Modestia aparte, considero que tengo buen
ojo para detectar los rasgos diferenciales de las personas, y él, no era
alguien corriente. Intuía que poseía incorporada a su ser una fuerza que lo
sobrepasaba, algo que le restaba unidimensionalidad obligándole a cargar, tal
como la idealización de Jano, una cara radiante hacia el mundo y otra sombría
para su soledad.
Iniciando
un minucioso proceso de rastreo, me propuse no solo descifrarlo, sino también
atraer su confianza. En cualquier espacio de la universidad, bien sea en un
improvisado puesto de empanadas o en “su pasillo sagrado” donde se explayaba
con repertorios de títulos para la clientela estudiantil, siempre había un
pretexto para conversar. Sartre, Voltaire, Spinoza y hasta Marx, desplegados
ordenadamente sobre el piso, fueron mudos testigos de mi personificación de confidente ocasional de un amor secreto
hacia cierta chica de la clase.
Todo
se truncó, cuando una mañana del Día del
Trabajo, decidió regresar a la Tierra
a través de aquellos arboles altos con los que sentía un vínculo filial. Los
arboles fueron el pasadizo al otro lado,
tan sigilosos como su ingreso al Parque Temático escogido para ejecutar el
acto. Al día siguiente, los medios alternativos notificaron los reportes
policiales del hallazgo de un hombre que pendía de una rama. Efectivamente, la
fotografía de un cuerpo del pecho para abajo en ropa informal que parecía
flotar entre el follaje, ratificaba la eficiencia del plan. No presté atención
al desdichado anónimo, tan solo cuando una amiga posteó en su muro de Facebook
la “primicia”, entendí la misión cumplida por el joven idealista que, en varias
ocasiones, había estrechado mi mano.
Ahora
estoy acá, a no sé cuántos metros entre el asfalto y mi nariz, posado vacilante
sobre la baranda del balcón escrutando una y otra vez, la página arrancada con
aquel inspirador párrafo subrayado. Reitero que repudio la vulgaridad, pero, al
fin y al cabo, así como a él, nadie me preguntó si deseaba nacer. Vivir es tan
contingencial como perecer.
Emularé
la osadía de las aves al desplegar sus alas cuando se sienten listas para alzar
su primer vuelo, con la diferencia de que el peso de la gravedad rasgará mi
vientre en medio del vértigo criminal de la caída libre. Pero esto queda
postergado, aunque Diantre se
disguste, pues el copioso humo que sale de la cocina me recuerda que el
desayuno se echó a perder. Podrán juzgarme que fui un suicida loco, pero jamás
que nunca aprendí a preparar huevos revueltos.

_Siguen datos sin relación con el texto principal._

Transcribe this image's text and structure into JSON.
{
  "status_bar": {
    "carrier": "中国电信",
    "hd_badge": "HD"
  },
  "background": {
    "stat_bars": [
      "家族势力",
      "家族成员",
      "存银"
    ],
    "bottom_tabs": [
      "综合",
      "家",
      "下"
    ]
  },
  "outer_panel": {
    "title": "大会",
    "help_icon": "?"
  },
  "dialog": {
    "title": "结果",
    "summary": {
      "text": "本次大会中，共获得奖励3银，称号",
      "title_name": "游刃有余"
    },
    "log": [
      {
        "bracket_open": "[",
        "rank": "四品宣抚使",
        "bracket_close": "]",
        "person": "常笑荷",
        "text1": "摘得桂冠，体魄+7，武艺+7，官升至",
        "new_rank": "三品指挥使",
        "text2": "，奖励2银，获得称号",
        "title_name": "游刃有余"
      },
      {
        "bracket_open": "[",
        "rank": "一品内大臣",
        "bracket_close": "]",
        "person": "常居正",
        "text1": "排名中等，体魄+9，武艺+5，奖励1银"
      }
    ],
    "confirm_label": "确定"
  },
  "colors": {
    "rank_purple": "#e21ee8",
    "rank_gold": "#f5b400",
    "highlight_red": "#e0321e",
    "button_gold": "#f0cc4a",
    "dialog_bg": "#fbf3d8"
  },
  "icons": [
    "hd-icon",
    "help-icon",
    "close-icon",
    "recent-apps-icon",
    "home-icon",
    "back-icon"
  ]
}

*Raúl Trujillo Ospina, Colombia. Ilustrador por formación en artes plásticas, le ha inquietado la escritura desde hace algún tiempo por necesidad de transmitir sentimientos, bien sea para aquellos que gusten leer sus creaciones o para sí mismo. Ha hecho parte de varios talleres de escritura en la ciudad de Medellín, de los cuales han salido publicaciones en las que ha participado. Ha colaborado también como ilustrador en periódicos y revistas de la facultad de comunicaciones de la Universidad de Antioquia y de la Escuela Interamericana de Bibliotecología de la misma universidad.